String topology and the Goldman bracket
The other candidate for the most important mathematics I learnt from Sullivan. Loop spaces have been central to topology for a while, and these are very useful new operations on them, inspired by the Goldman bracket.
Multiplying loops by taking one followed by the other is an old idea in topology – Poincaré’s definition of the fundamental group was based on these. In string topology multiplying loops is used to give an operation on families of loops (technically the homology of the loop space). This is done by perturbing, and then multiplying loops where they intersect.
Foliation cycles
This is Sullivan’s work, but I mainly learnt it from his paper and various people (in particular Slava Matveyev) and sources (Candel and Conlon’s superb book on foliations). A whole bunch of geometric results follow from one central idea – one such characterizes taut foliatations (a topological idea, the best work on which was due to my advisor David Gabai) as foliations all of whose leaves are area minimizing. The idea is roughly that when we are seeking structures in a cone, either such a structure exists or there is a dual structure obstructing it by having zero integral on subspaces that define the cone.
(Merely) Complex structures – somewhere where we know nothing
A famous question in mathematics is whether the $6$-sphere has a complex structure (more precisely a so called integrable complex structure). Complex structures are stronger than so called almost complex structures – about which we know essentially everything, and Kähler structures, about which we know a lot and do not know a lot. What I learnt from Sullivan is that, except in dimension $6$, we know nothing about complex structures other than what is true about almost complex ones. So we have examples of Complex but not Kähler manifolds – we construct these showing they are complex, and what we know about Kähler manifolds shows that these are not Kähler. But we have no way of ruling out having a Complex structure unless we can rule out almost complex structures.
The more general point – we can have whole classes of structures which are clearly interesting but about which we know nothing.
Lipschitz functions for topology
Traditionally in topology one either studies smooth objects or objects up to continuous functions. As I learnt from Sullivan, often the correct view is to consider Lipschitz functions and associated structures. A theorem of Sullivan says that in high dimensions these are unique. Yet Lipschitz charts give us much more structure than just continuous charts.
Measures in different contexts
Since I first saw this as an undergraduate, a general question that intrigued me was why countable additivity was the correct notion for a measure. Another thing I learnt from Sullivan – it is simply not true that countable additivity is always the correct notion – in some cases (e.g. amenability) something else like finite additivity is the correct notion.
“Quantum cohomology is just the equivariant cohomology of the loop space”
Here I am quoting Alexander Givental, speaking at a (7 hour long) Sullivan seminar.

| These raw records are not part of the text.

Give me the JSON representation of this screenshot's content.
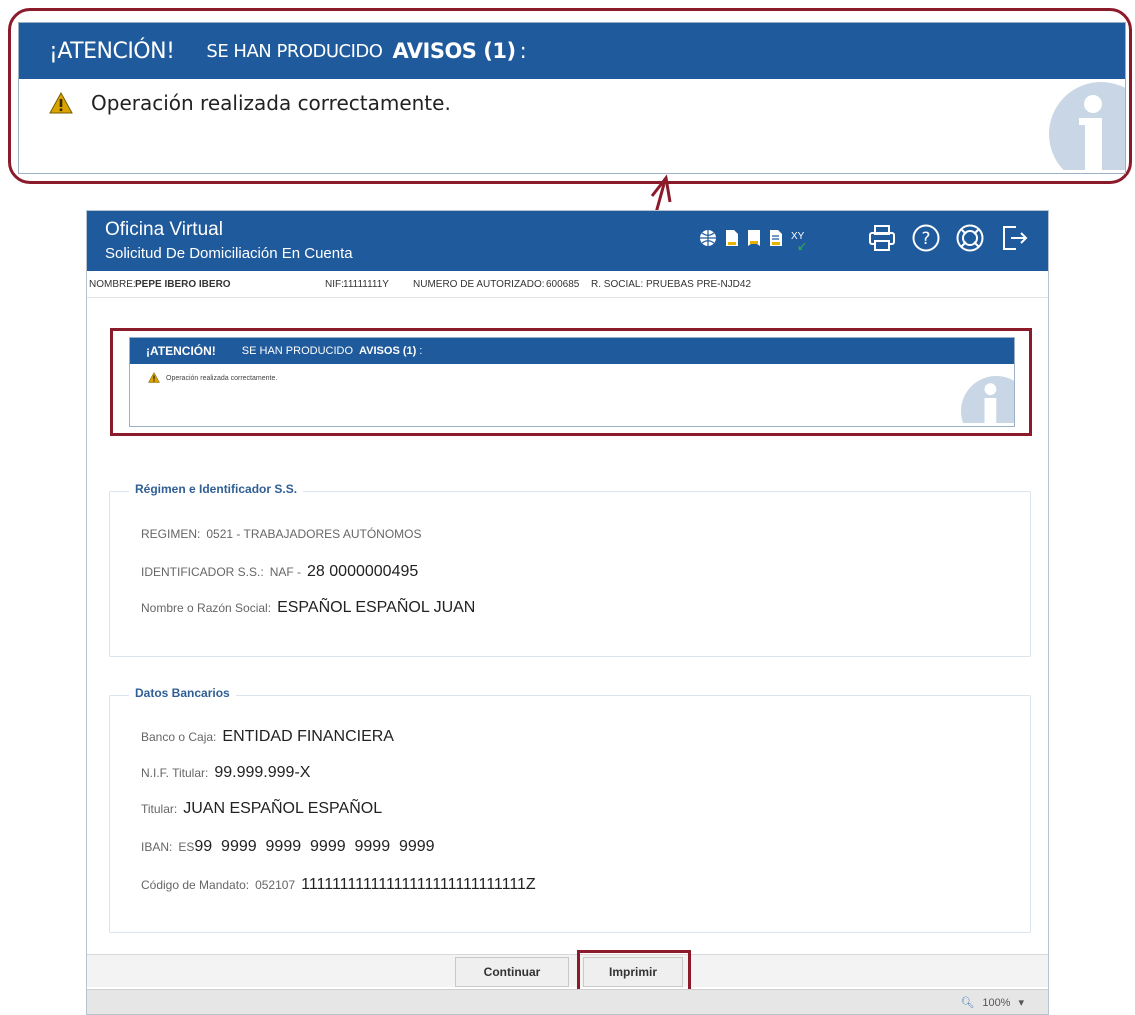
{
  "notice": {
    "attention": "¡ATENCIÓN!",
    "produced": "SE HAN PRODUCIDO",
    "warnings": "AVISOS (1)",
    "colon": ":",
    "message": "Operación realizada correctamente."
  },
  "header": {
    "title": "Oficina Virtual",
    "subtitle": "Solicitud De Domiciliación En Cuenta",
    "xy_label": "XY"
  },
  "user": {
    "name_label": "NOMBRE:",
    "name_value": "PEPE IBERO IBERO",
    "nif_label": "NIF:",
    "nif_value": "11111111Y",
    "auth_label": "NUMERO DE AUTORIZADO:",
    "auth_value": "600685",
    "social_label": "R. SOCIAL:",
    "social_value": "PRUEBAS PRE-NJD42"
  },
  "regimen": {
    "legend": "Régimen e Identificador S.S.",
    "regimen_label": "REGIMEN:",
    "regimen_value": "0521 - TRABAJADORES AUTÓNOMOS",
    "id_label": "IDENTIFICADOR S.S.:",
    "id_prefix": "NAF -",
    "id_value": "28 0000000495",
    "name_label": "Nombre o Razón Social:",
    "name_value": "ESPAÑOL ESPAÑOL JUAN"
  },
  "bank": {
    "legend": "Datos Bancarios",
    "bank_label": "Banco o Caja:",
    "bank_value": "ENTIDAD FINANCIERA",
    "nif_label": "N.I.F. Titular:",
    "nif_value": "99.999.999-X",
    "holder_label": "Titular:",
    "holder_value": "JUAN ESPAÑOL ESPAÑOL",
    "iban_label": "IBAN:",
    "iban_prefix": "ES",
    "iban_value": "99  9999  9999  9999  9999  9999",
    "mandate_label": "Código de Mandato:",
    "mandate_prefix": "052107",
    "mandate_value": "11111111111111111111111111111Z"
  },
  "buttons": {
    "continue": "Continuar",
    "print": "Imprimir"
  },
  "status": {
    "zoom": "100%",
    "zoom_dropdown": "▾"
  },
  "colors": {
    "header_blue": "#1f5a9c",
    "highlight_red": "#8b1b2b",
    "warning_yellow": "#e8b400"
  }
}
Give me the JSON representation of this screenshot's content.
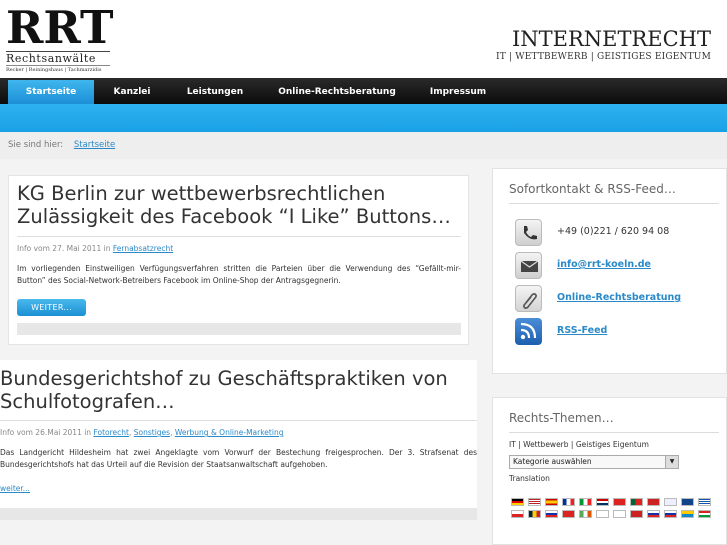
{
  "logo": {
    "big": "RRT",
    "sub": "Rechtsanwälte",
    "names": "Recker | Reiningshaus | Tachmarzidis"
  },
  "brand": {
    "title": "INTERNETRECHT",
    "subtitle": "IT | WETTBEWERB | GEISTIGES EIGENTUM"
  },
  "nav": {
    "items": [
      {
        "label": "Startseite",
        "active": true
      },
      {
        "label": "Kanzlei"
      },
      {
        "label": "Leistungen"
      },
      {
        "label": "Online-Rechtsberatung"
      },
      {
        "label": "Impressum"
      }
    ]
  },
  "breadcrumb": {
    "prefix": "Sie sind hier:",
    "current": "Startseite"
  },
  "posts": [
    {
      "title": "KG Berlin zur wettbewerbsrechtlichen Zulässigkeit des Facebook “I Like” Buttons…",
      "meta_prefix": "Info vom 27. Mai 2011 in ",
      "categories": [
        "Fernabsatzrecht"
      ],
      "excerpt": "Im vorliegenden Einstweiligen Verfügungsverfahren stritten die Parteien über die Verwendung des “Gefällt-mir-Button” des Social-Network-Betreibers Facebook im Online-Shop der Antragsgegnerin.",
      "more_label": "WEITER..."
    },
    {
      "title": "Bundesgerichtshof zu Geschäftspraktiken von Schulfotografen…",
      "meta_prefix": "Info vom 26.Mai 2011 in ",
      "categories": [
        "Fotorecht",
        "Sonstiges",
        "Werbung & Online-Marketing"
      ],
      "excerpt": "Das Landgericht Hildesheim hat zwei Angeklagte vom Vorwurf der Bestechung freigesprochen. Der 3. Strafsenat des Bundesgerichtshofs hat das Urteil auf die Revision der Staatsanwaltschaft aufgehoben.",
      "more_label": "weiter..."
    }
  ],
  "sidebar": {
    "contact": {
      "title": "Sofortkontakt & RSS-Feed…",
      "phone": "+49 (0)221 / 620 94 08",
      "email": "info@rrt-koeln.de",
      "online": "Online-Rechtsberatung",
      "rss": "RSS-Feed"
    },
    "themes": {
      "title": "Rechts-Themen…",
      "subtitle": "IT | Wettbewerb | Geistiges Eigentum",
      "select_value": "Kategorie auswählen",
      "translation_label": "Translation"
    }
  },
  "colors": {
    "accent": "#1aa0e6",
    "nav_bg": "#111111",
    "link": "#2a8ac8"
  }
}
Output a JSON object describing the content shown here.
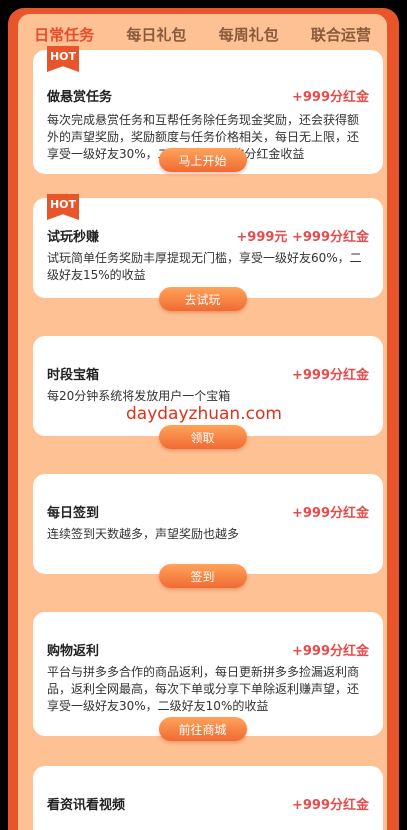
{
  "tabs": [
    {
      "label": "日常任务",
      "active": true
    },
    {
      "label": "每日礼包",
      "active": false
    },
    {
      "label": "每周礼包",
      "active": false
    },
    {
      "label": "联合运营",
      "active": false
    }
  ],
  "hot_label": "HOT",
  "cards": [
    {
      "title": "做悬赏任务",
      "reward": "+999分红金",
      "desc": "每次完成悬赏任务和互帮任务除任务现金奖励，还会获得额外的声望奖励，奖励额度与任务价格相关，每日无上限，还享受一级好友30%，二级好友10%的分红金收益",
      "button": "马上开始"
    },
    {
      "title": "试玩秒赚",
      "reward": "+999元 +999分红金",
      "desc": "试玩简单任务奖励丰厚提现无门槛，享受一级好友60%，二级好友15%的收益",
      "button": "去试玩"
    },
    {
      "title": "时段宝箱",
      "reward": "+999分红金",
      "desc": "每20分钟系统将发放用户一个宝箱",
      "button": "领取"
    },
    {
      "title": "每日签到",
      "reward": "+999分红金",
      "desc": "连续签到天数越多，声望奖励也越多",
      "button": "签到"
    },
    {
      "title": "购物返利",
      "reward": "+999分红金",
      "desc": "平台与拼多多合作的商品返利，每日更新拼多多捡漏返利商品，返利全网最高，每次下单或分享下单除返利赚声望，还享受一级好友30%，二级好友10%的收益",
      "button": "前往商城"
    },
    {
      "title": "看资讯看视频",
      "reward": "+999分红金"
    }
  ],
  "watermark": "daydayzhuan.com",
  "colors": {
    "accent": "#e94b2b",
    "panel": "#fdc193",
    "frame": "#e8552a",
    "reward": "#e94b4b"
  }
}
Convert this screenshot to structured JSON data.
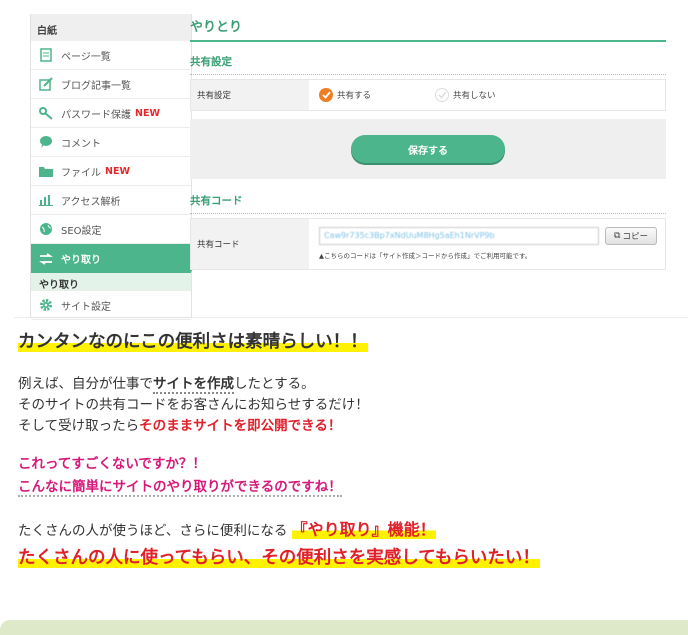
{
  "sidebar": {
    "header": "白紙",
    "items": [
      {
        "label": "ページ一覧",
        "icon": "page-icon",
        "new": ""
      },
      {
        "label": "ブログ記事一覧",
        "icon": "edit-icon",
        "new": ""
      },
      {
        "label": "パスワード保護",
        "icon": "key-icon",
        "new": "NEW"
      },
      {
        "label": "コメント",
        "icon": "comment-icon",
        "new": ""
      },
      {
        "label": "ファイル",
        "icon": "folder-icon",
        "new": "NEW"
      },
      {
        "label": "アクセス解析",
        "icon": "chart-icon",
        "new": ""
      },
      {
        "label": "SEO設定",
        "icon": "globe-icon",
        "new": ""
      },
      {
        "label": "やり取り",
        "icon": "exchange-icon",
        "new": ""
      }
    ],
    "sub_item": "やり取り",
    "last_item": {
      "label": "サイト設定",
      "icon": "gear-icon"
    }
  },
  "main": {
    "title": "やりとり",
    "share_section": {
      "title": "共有設定",
      "row_label": "共有設定",
      "option_on": "共有する",
      "option_off": "共有しない",
      "selected": "共有する"
    },
    "save_button": "保存する",
    "code_section": {
      "title": "共有コード",
      "row_label": "共有コード",
      "code_value": "Caw9r735c3Bp7xNdUuM8Hg5aEh1NrVP9b",
      "copy_button": "コピー",
      "note": "▲こちらのコードは「サイト作成＞コードから作成」でご利用可能です。"
    }
  },
  "article": {
    "heading": "カンタンなのにこの便利さは素晴らしい！！",
    "p1_a": "例えば、自分が仕事で",
    "p1_b": "サイトを作成",
    "p1_c": "したとする。",
    "p2": "そのサイトの共有コードをお客さんにお知らせするだけ！",
    "p3_a": "そして受け取ったら",
    "p3_b": "そのままサイトを即公開できる！",
    "pink1": "これってすごくないですか？！",
    "pink2": "こんなに簡単にサイトのやり取りができるのですね！",
    "p4_a": "たくさんの人が使うほど、さらに便利になる",
    "p4_b": "『やり取り』機能！",
    "final": "たくさんの人に使ってもらい、その便利さを実感してもらいたい！"
  },
  "colors": {
    "accent": "#4cb58c",
    "highlight": "#fff200",
    "red": "#e0202a",
    "pink": "#d6197a"
  }
}
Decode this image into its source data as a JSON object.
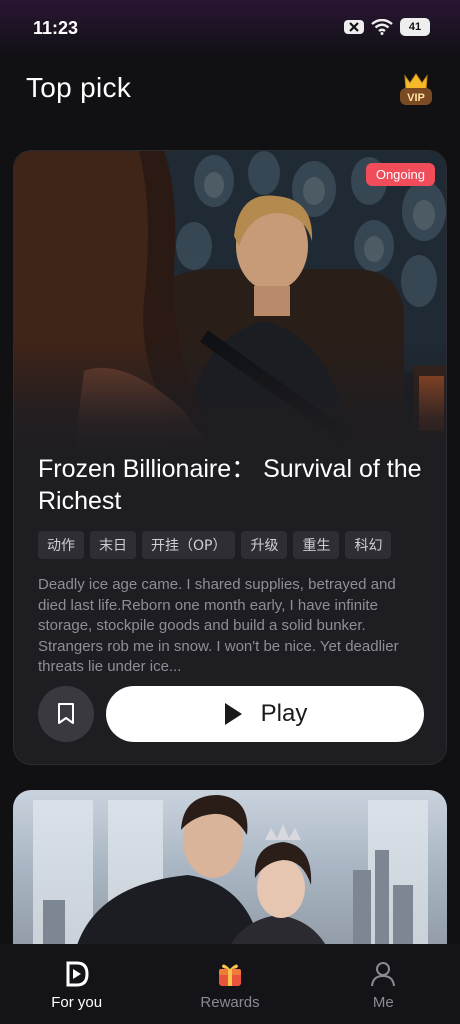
{
  "status_bar": {
    "time": "11:23",
    "battery": "41"
  },
  "header": {
    "title": "Top pick",
    "vip_label": "VIP"
  },
  "card": {
    "status_tag": "Ongoing",
    "title": "Frozen Billionaire： Survival of the Richest",
    "tags": [
      "动作",
      "末日",
      "开挂（OP）",
      "升级",
      "重生",
      "科幻"
    ],
    "description": "Deadly ice age came. I shared supplies, betrayed and died last life.Reborn one month early, I have infinite storage, stockpile goods and build a solid bunker. Strangers rob me in snow. I won't be nice. Yet deadlier threats lie under ice...",
    "play_label": "Play"
  },
  "bottom_nav": {
    "items": [
      {
        "label": "For you",
        "icon": "for-you-logo-icon",
        "active": true
      },
      {
        "label": "Rewards",
        "icon": "gift-icon",
        "active": false
      },
      {
        "label": "Me",
        "icon": "person-icon",
        "active": false
      }
    ]
  },
  "colors": {
    "background": "#111013",
    "card": "#1e1d22",
    "ongoing_tag": "#f04c5a",
    "play_button": "#ffffff"
  }
}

I cannot say I truly understand this. But a natural question is: the loop space does not need a symplectic structure but quantum cohomology does – why? The answer (from Sullivan) is that the symplectic structure gives a notion of positivity, which makes various sums finite.
“What is the central mathematical question in your life?”
Perhaps a good note on which to end, and leave the reader to answer this question I have heard Sullivan ask (with mathematical appropriately substituted).